By Courtney Lewis Opdahl |
I’ve only been in one other 5K, on Mother’s Day, in 2006, I believe. I walked the entire thing with my cousin, Tanya, and we chatted so much that it was over before we knew it. But that was in Minnesota on a beautiful May morning. A 5K outside in Minnesota on New Year’s Day, well, that’s a weather gamble. And the odds are usually in favor of frigid temperatures.
The weather yesterday was particularly bitter, a frosty 4 below, when participants started making their way to our race location in downtown Minneapolis. Still, a few people were spotting wearing shorts. I was bundled up with the rest of the Experience Life team.
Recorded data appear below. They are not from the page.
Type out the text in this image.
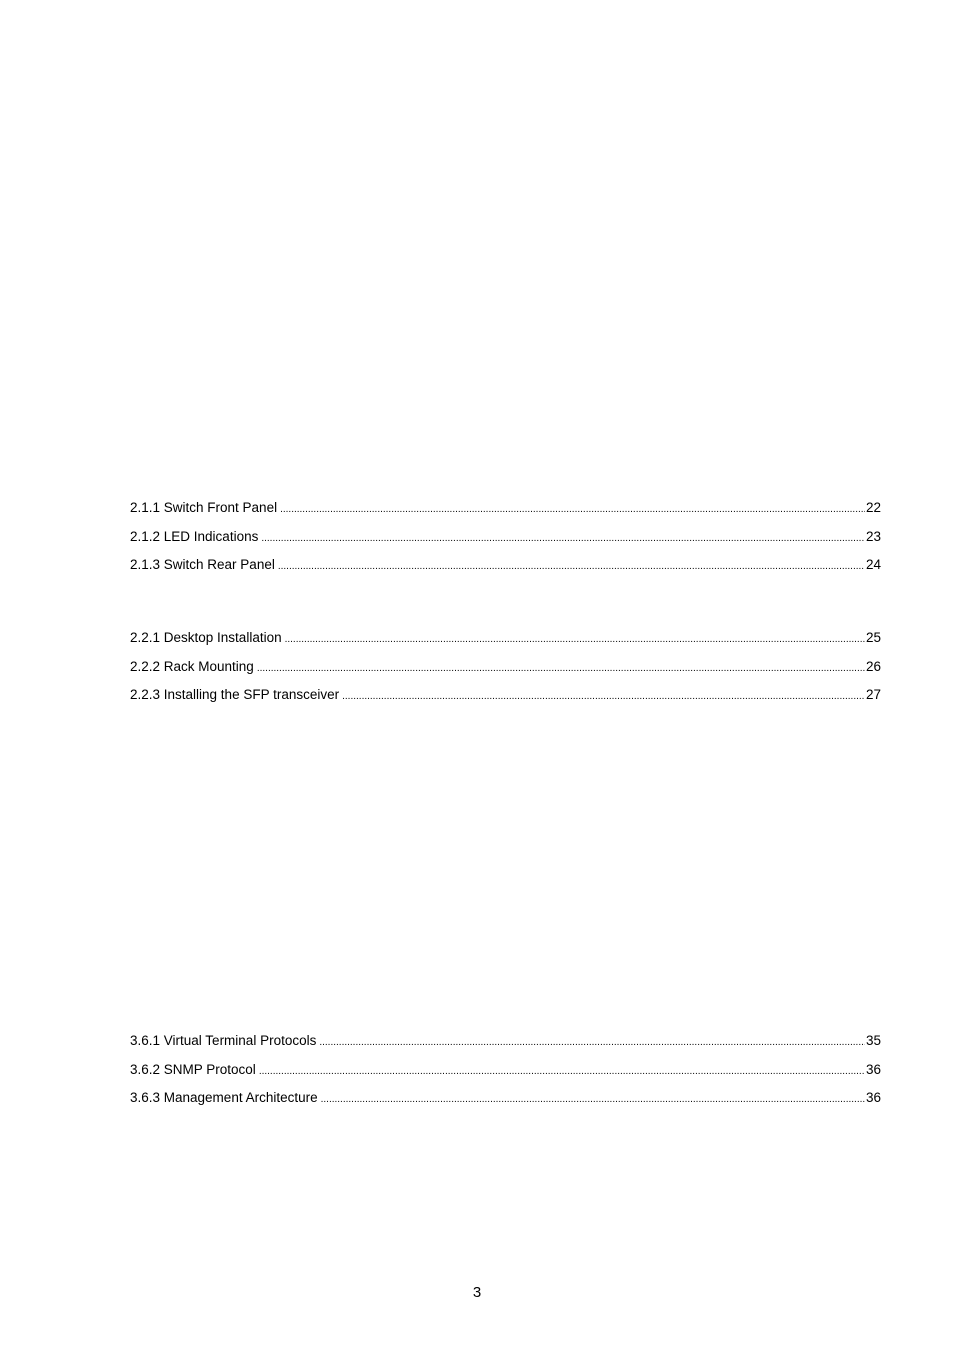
2.1.1 Switch Front Panel .....	22
2.1.2 LED Indications .....	23
2.1.3 Switch Rear Panel .....	24
2.2.1 Desktop Installation .....	25
2.2.2 Rack Mounting .....	26
2.2.3 Installing the SFP transceiver .....	27
3.6.1 Virtual Terminal Protocols .....	35
3.6.2 SNMP Protocol .....	36
3.6.3 Management Architecture .....	36
3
In fact, it wasn’t the distance that I was worried about; I was planning on walking the course and felt comfortable doing so. What I was most concerned with was proper dress: how many pairs of socks? Mittens or gloves? Snow boots or running shoes?
I opted to go with running shoes. My Boot Camp buddy, Jennifer, joined me and the EL team for Commitment Day, and knowing that she’s run other 5Ks, as well as half-marathons, I wanted to be prepared in case she compelled me to run (we jogged a bit, but mostly to catch up with the group when I stopped to take photos). I completed my cold-weather gear with: two pairs of SmartWool socks, a base layer pant and shirt, a fleece-lined yoga pant, a windbreaker pant, my Commitment Day T-shirt, a long-sleeved hoodie, a fleece, a parka, gloves, a scarf, and a hat. Whew! I was almost too warm. (And the gloves were a miss. Even though they were meant for cold weather, mittens would’ve kept my fingers toastier.)
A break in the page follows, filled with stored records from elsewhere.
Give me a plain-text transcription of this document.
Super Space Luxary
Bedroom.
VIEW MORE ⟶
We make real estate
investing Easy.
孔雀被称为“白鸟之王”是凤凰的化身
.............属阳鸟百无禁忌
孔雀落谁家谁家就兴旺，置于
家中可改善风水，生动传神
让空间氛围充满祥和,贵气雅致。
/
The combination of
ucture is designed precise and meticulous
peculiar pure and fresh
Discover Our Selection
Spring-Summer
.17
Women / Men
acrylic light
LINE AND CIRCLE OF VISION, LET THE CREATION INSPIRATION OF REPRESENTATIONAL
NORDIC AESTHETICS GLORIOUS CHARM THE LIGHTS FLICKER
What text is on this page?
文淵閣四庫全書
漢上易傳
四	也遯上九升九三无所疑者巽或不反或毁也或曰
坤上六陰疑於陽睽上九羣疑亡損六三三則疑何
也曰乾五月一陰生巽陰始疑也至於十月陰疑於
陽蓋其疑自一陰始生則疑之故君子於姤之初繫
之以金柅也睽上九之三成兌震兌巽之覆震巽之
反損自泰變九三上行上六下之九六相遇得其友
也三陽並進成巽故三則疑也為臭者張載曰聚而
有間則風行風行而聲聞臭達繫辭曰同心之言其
Besides the chill, the weather was otherwise fair. A bit windy by the river, but no snow or sleet. The route itself was nice, and peppered throughout volunteers cheered on the sidelines. As we walked under a bridge, the drumline River City Rhythm played us on to our next mile marker.
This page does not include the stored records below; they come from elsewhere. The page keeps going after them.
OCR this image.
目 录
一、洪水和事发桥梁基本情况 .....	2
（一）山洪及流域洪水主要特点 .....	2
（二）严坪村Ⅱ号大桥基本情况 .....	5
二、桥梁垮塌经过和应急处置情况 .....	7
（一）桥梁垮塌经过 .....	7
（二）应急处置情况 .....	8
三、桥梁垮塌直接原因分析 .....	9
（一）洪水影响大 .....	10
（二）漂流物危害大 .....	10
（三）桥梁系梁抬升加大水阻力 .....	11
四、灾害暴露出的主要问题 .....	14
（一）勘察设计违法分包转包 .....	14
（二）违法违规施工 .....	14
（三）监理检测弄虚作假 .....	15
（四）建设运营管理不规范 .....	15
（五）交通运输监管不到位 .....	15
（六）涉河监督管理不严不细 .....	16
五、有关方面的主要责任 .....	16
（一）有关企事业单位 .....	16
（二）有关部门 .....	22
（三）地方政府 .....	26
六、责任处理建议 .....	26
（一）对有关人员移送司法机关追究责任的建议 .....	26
But the best part, for me, was the crowd. Seeing some 5,000 people get up early on a holiday to show their commitment to a healthy way of life was really moving. People in costumes, people dancing while carrying boomboxes, people in tutus. Even one woman with MS who crossed the finish line with the aid of a walker. Friends, partners, and parents and their kids (Craig Cox shared a nice recount of his experience running with his son on his blog yesterday).
For a while, Jennifer and I walked near a mom and her son, who looked to be about 11 or 12. As they walked, the boy complained to her, “This is soooooo hard. Why is this so hard?!” She responded: “It’s only hard today. It’s going to get easier the more we do it. We just have to keep working at it. Remember, this is why we are doing this today. We want it to get better and better. Just keep trying.” Hearing her embrace the message of Commitment Day reminded me that while it was fun, it was also serious for many people. We were united in our goal to get better and better, just like that mom said.
At the finish line, an announcer’s voice noted the time was narrowing in on 1 hour, so Jennifer and I sprinted to the end, just squeaking by. Although I hadn’t planned on keeping time, I did think that I’d be able to try another 5K and run more often next time, or even the whole time. So I’ve already started thinking about the next 5K I want to sign up for.
That’s the thing about healthy behaviors: When they are rewarding, they are deeply rewarding and tend to perpetuate those healthy habits.
This wasn’t the usual New Year’s for us. In years past, I’ve had one-too-many cocktails, maybe indulged in too many treats, and stayed up till 2 or 3 o’clock in the morning, only to sleep off a hangover the next day. Kyle and I have still continued to stay up late even if we don’t go out, but with the race the next morning this year, we made early dinner plans and ended up asleep after the 10 p.m. news. I was rested for the 5K, and we both felt great all day. I even had enough energy to make it to Boot Camp that evening.
Just as we’ve changed our holiday tradition, I’ve changed my behaviors. It’s been one of the biggest hurdles in getting healthy — breaking the “this is just how I am” mindset. The more I surprise myself, though, the more I feel free and capable of accomplishing anything.